Wuzzy's architecture enables several scaling strategies:

Crawler Scaling

  • Domain Specialization: Deploy dedicated Crawlers for specific domains or content types
  • Geographic Distribution: Distribute Crawlers across different regions for improved latency
  • Load Balancing: Multiple Crawlers can work on different URL sets simultaneously
  • Resource Optimization: Each Crawler operates independently with its own resource allocation

Index Scaling

  • Multiple Nests: Deploy specialized Nests for different content categories
  • Federated Search: Implement client-side search federation across multiple Nests
  • Content Partitioning: Distribute documents across Nests based on domain, content type, or other criteria

Storage and Memory Management

State Optimization

  • Incremental Updates: Document updates modify only changed content rather than full re-indexing
  • Memory-efficient Storage: Optimized data structures for large-scale document collections

Caching Strategies

  • Crawl Memory: In-memory tracking of recently crawled URLs to prevent duplication
  • Queue Management: Efficient queue structures for managing large crawl backlogs

Future Extensions and Roadmap

Planned Enhancements

Advanced Content Processing

  • Multi-media Support: Processors for images, videos, and audio content
  • Content Classification: AI-powered content categorization, summarization, and tagging

Search Improvements

  • Semantic Search: Integration with LLM-based semantic understanding
  • Query Expansion: Automatic query term expansion for improved recall

Operational Features

  • Monitoring and Analytics: Comprehensive dashboard for system health and performance
  • Auto-scaling: Dynamic Crawler spawns from Nests based on crawl task depth

Conclusion

Wuzzy Search represents a paradigm shift toward truly decentralized web search infrastructure. By leveraging the AO protocol and Arweave's permanent storage capabilities, it creates a censorship-resistant, globally accessible search platform that operates without centralized control points.

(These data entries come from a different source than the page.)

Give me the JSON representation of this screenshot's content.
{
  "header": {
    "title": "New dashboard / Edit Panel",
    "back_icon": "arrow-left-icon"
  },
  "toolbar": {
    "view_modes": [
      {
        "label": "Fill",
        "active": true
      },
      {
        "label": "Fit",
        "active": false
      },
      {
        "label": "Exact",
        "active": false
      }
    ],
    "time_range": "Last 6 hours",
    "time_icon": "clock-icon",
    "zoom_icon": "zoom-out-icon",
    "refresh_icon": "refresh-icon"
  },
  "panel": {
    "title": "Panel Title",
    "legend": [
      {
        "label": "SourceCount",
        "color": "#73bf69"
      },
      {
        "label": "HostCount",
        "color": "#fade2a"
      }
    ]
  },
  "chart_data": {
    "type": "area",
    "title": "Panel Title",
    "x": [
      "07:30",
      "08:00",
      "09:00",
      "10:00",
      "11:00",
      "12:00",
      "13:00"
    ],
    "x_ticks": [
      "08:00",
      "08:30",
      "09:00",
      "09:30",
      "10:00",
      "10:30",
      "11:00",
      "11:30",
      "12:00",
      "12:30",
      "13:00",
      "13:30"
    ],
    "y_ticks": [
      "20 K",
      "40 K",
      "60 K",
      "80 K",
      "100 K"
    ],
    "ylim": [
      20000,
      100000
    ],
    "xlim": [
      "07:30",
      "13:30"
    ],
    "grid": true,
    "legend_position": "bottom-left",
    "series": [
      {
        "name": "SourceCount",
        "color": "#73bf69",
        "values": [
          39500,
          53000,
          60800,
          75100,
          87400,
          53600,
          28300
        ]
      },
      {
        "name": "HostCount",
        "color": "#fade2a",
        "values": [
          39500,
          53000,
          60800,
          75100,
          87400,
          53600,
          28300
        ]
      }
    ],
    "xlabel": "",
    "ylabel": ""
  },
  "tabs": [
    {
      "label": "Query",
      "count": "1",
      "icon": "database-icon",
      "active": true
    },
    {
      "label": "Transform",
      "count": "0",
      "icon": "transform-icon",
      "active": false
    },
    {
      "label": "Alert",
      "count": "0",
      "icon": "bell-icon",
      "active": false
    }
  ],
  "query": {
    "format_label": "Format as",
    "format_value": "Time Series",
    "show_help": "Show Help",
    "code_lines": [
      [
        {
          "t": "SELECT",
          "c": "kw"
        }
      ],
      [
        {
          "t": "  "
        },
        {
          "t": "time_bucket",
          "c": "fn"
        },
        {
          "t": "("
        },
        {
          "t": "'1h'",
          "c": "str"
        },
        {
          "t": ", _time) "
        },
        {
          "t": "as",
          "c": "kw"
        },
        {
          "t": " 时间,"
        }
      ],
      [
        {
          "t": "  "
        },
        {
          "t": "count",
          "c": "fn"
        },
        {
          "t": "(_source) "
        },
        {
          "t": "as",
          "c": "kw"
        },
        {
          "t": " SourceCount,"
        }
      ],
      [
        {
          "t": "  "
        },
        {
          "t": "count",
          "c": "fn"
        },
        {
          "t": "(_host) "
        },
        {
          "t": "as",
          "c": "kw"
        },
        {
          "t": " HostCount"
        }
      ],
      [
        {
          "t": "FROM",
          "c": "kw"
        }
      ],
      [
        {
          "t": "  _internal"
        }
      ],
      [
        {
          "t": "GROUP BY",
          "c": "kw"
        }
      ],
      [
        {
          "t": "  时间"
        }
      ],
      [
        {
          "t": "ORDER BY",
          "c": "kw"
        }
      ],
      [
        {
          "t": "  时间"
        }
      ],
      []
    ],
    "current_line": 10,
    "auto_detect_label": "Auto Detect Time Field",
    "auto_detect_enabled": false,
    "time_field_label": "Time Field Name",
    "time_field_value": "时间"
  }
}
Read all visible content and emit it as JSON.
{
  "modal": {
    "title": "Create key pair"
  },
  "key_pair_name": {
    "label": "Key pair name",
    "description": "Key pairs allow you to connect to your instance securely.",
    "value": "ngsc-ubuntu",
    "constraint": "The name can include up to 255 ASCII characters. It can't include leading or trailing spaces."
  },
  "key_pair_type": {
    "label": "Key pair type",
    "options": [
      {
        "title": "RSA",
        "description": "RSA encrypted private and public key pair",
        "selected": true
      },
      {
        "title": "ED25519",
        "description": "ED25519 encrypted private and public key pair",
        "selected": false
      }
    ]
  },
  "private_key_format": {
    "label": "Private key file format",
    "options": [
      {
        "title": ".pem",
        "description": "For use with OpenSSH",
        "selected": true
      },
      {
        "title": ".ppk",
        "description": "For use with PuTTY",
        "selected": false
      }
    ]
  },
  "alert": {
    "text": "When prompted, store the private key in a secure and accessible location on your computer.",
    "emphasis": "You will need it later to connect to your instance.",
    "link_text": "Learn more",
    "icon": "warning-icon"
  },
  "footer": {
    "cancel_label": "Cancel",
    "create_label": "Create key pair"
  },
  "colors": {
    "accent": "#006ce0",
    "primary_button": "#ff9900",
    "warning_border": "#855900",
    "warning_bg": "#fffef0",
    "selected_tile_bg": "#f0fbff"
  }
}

The system's modular architecture, sophisticated search algorithms, and comprehensive protocol support make it suitable for a wide range of applications, from specialized domain search to general-purpose web discovery. Its integration with the permaweb ensures that indexed content remains permanently accessible, creating a lasting digital archive of human knowledge.

As the permaweb ecosystem continues to evolve, Wuzzy Search provides the essential infrastructure for content discovery and access, enabling the next generation of decentralized applications and services. The system's open architecture and extensible design position it as a foundational component for the decentralized web's future development.

The technical innovations demonstrated in Wuzzy Search, from autonomous agent-based crawling to decentralized search ranking, establish new patterns for building resilient, scalable infrastructure on blockchain-based platforms. This approach offers a compelling alternative to traditional search architectures while maintaining the performance and features users expect from modern search engines.